Die größte Schwierigkeit des ersten Tagesabschnitts musste bereits in der Neutralisation überwunden werden. Die rund vier Kilometer lange Passage du Gois, eine Straße, die nur bei Ebbe passierbar ist, erforderte von den Fahrern die volle Aufmerksamkeit. Alle kamen gut darüber hinweg, außer André Greipel. Der OmegaPharma-Lotto-Sprinter stürzte, konnte aber ohne größere Blessuren die Fahrt fortsetzen. Ein gelungenes Debüt schaut aber dennoch anders aus.
Etwa eine Viertelstunde war bei der 98. Tour de France dann nach dem scharfen Start absolviert, und eine erste Ausreißergruppe hatte sich gefunden. Der Niederländer Lieuwe Westra (Vacansoleil) sowie die beiden Franzosen Jeremy Roy (Fdjeux) und Perrig Quemeneur (Europacar) konnten sich vom Hauptfeld absetzen.
Über sechs Minuten Vorsprung konnten die drei Führenden zwischenzeitlich herausfahren. Auf der ebenen Strecke war aber ihr Scheitern vorprogrammiert. Und so kam es dann auch. Als das Hauptfeld das Tempo anzog, war es um die Ausreißer geschehen. Rund 19 Kilometer vor dem Ziel wurde das Trio wieder eingeholt.

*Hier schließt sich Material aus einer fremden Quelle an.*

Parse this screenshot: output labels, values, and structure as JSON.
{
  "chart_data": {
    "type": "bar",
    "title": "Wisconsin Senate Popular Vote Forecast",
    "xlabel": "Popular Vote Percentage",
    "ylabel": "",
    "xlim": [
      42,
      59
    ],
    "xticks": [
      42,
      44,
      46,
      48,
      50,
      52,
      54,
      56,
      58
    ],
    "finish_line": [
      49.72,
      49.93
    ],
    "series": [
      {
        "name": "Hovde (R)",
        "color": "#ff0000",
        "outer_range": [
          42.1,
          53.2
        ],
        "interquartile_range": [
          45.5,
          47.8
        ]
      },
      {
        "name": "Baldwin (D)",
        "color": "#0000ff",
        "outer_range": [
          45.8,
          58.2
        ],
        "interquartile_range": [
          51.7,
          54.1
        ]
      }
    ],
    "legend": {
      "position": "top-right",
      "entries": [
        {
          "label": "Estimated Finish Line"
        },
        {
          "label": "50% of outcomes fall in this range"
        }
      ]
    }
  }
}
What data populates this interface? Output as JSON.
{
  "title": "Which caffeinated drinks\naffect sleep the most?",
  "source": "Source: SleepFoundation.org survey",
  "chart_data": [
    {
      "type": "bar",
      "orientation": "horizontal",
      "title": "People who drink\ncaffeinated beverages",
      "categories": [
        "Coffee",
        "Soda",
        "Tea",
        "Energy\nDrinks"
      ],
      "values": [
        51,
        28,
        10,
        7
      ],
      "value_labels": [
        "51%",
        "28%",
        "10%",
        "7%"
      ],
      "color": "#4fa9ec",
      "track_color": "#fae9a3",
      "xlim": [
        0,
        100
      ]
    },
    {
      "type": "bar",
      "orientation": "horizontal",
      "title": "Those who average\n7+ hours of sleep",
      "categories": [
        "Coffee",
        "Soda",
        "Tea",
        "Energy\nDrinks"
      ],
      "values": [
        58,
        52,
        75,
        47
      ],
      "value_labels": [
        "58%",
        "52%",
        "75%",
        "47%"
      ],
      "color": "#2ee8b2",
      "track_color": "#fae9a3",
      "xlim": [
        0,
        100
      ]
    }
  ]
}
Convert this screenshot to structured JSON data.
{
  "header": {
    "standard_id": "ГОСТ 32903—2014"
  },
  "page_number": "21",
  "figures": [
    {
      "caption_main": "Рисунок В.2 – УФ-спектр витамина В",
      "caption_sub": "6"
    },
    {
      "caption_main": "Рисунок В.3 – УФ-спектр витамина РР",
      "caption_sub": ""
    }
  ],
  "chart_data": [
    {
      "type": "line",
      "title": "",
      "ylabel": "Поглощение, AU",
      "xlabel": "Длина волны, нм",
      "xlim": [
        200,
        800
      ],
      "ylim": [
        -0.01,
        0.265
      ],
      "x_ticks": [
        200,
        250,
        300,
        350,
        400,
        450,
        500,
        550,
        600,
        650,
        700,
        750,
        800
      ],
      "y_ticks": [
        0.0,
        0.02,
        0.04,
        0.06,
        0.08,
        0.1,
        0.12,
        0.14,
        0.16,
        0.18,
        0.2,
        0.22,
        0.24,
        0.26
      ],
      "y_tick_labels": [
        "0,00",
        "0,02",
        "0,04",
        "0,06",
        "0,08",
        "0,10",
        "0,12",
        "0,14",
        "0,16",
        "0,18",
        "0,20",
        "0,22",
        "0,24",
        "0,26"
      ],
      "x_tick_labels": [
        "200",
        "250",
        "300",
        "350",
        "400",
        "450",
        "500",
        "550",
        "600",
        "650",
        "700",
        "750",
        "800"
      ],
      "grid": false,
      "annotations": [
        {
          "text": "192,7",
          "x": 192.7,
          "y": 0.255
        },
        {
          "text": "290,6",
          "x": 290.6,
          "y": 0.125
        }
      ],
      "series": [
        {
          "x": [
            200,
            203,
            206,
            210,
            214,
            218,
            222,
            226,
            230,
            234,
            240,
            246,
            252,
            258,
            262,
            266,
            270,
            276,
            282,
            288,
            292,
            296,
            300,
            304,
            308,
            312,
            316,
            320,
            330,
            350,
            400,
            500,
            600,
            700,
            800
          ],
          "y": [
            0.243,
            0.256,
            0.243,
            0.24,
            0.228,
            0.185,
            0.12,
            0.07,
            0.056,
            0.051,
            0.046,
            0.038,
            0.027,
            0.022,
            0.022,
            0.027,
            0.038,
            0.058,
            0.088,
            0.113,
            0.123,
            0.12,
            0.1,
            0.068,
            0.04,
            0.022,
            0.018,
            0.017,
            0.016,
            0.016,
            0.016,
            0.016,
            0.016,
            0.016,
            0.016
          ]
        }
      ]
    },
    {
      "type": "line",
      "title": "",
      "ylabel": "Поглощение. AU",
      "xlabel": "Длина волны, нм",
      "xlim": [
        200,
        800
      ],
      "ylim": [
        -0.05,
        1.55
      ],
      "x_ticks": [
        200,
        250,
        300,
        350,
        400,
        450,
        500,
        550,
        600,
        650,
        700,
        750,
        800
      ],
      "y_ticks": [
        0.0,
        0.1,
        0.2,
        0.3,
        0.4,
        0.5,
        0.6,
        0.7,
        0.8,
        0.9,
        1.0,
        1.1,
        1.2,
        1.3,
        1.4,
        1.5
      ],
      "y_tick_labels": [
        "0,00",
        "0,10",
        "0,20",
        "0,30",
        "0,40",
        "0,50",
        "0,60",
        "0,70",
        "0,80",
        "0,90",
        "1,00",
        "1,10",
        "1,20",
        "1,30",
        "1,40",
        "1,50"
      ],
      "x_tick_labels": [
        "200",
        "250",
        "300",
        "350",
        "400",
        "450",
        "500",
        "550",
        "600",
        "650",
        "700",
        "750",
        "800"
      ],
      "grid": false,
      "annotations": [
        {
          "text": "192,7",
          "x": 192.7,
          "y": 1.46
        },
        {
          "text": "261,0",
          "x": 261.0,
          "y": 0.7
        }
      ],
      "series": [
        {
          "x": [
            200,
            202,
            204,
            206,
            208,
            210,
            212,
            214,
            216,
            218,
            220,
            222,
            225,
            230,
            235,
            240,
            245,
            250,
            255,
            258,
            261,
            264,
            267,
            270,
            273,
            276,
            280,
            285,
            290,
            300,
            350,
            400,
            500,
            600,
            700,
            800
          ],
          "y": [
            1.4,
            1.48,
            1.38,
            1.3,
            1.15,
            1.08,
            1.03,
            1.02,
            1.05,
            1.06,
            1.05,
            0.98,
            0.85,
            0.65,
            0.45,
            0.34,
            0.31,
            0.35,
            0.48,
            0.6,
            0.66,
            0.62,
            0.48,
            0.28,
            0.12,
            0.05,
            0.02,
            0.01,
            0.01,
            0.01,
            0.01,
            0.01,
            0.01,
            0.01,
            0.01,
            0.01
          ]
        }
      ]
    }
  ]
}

Das Peloton fuhr anschließend geschlossen dem Feld entgegen. Dann aber sorgte ein Sturz für Aufregung. Denn zu den Opfern gehörte mit Contador (SaxoBank-SunGard) auch der Titelverteidiger und Topfavorit. Der Spanier verlor im Chaos wertvolle Zeit. Am Ende kam er mit 1:20 Minuten Rückstand ins Ziel.
Den gleichen Rückstand wiesen Ivan Basso (Liquigas) und Levi Leipheimer (RadioShack) auf, für Bradley Wiggins (Sky) wurden gar 1:29 Min. notiert.
Kurze Zeit später erwischte es dann auch Contadors vermeintlichen Hauptrivalen Andy Schleck (Leopard-Trek). Der Luxemburger stürzte allerdings innerhalb der Drei-Kilometer-Grenze, der letztjährige Zweite wurde mit sechs Sekunden Rückstand gewertet und hat nun Contador unverhofft distanziert.
"Es wäre zynisch und bescheuert, zu behaupten, dass so etwas ein Vorteil ist. Man möchte das Rennen nicht durch den Sturz eines anderen gewinnen. Natürlich wird es für Contador jetzt schwerer", kommentierte Schlecks Teamkollege Jens Voigt, mit 39 Jahren ältester Fahrer im Feld.
Deutsche Fahrer waren nicht in den Sturz verwickelt oder kamen glimpflich davon. so auch Martin (HTC-Highroad) und Klöden (RadioShack), die sich beide an der Spitze des Feldes positioniert hatten.
Die Entscheidung fiel dann auf den letzten Metern. Auf der ansteigenden Zielgeraden eröffnete Fabian Cancellara (Leopard-Trek) den Kampf um den Sieg. Gilbert konterte aber, schloss zu dem Schweizer auf und holte sich in 4:41,31 Stunden souverän seinen ersten Tagessieg bei der Tour de France. Der belgische Klassikerjäger, in seiner Heimat spätestens nach seinem "Ardennen-Triple" im Frühjahr ein Volksheld, wird am Sonntag auf der zweiten Etappe das Gelbe Trikot des Gesamtführenden überstreifen.
"Ich wusste, dass ich heute eine gute Gelegenheit habe. Das hat mich motiviert", sagte Gilbert. Die eigentlichen Sprinter wie Greipel, sein Intimfeind Mark Cavendish (HTC-Highroad), Tyler Farrar (Garmin-Cerelo) oder Alessandro Petacchi (Lampre) hatten keine Chance.
Allerdings wird er dieses wohl darüber hinaus nicht behalten können. Denn auf der 2. Etappe steht das Mannschafts-Zeitfahren über 23 Kilometer rund um Les Essarts auf dem Programm. Und die belgische Equipe zählt nicht gerade zu den Spezialisten in dieser Disziplin. Favorisiert sind die "üblichen Verdächtigen": Besonders hoch gehandelt werden Leopard-Trek, HTC-Highroad, Saxo Bank-SunGard sowie Garmin-Cervelo.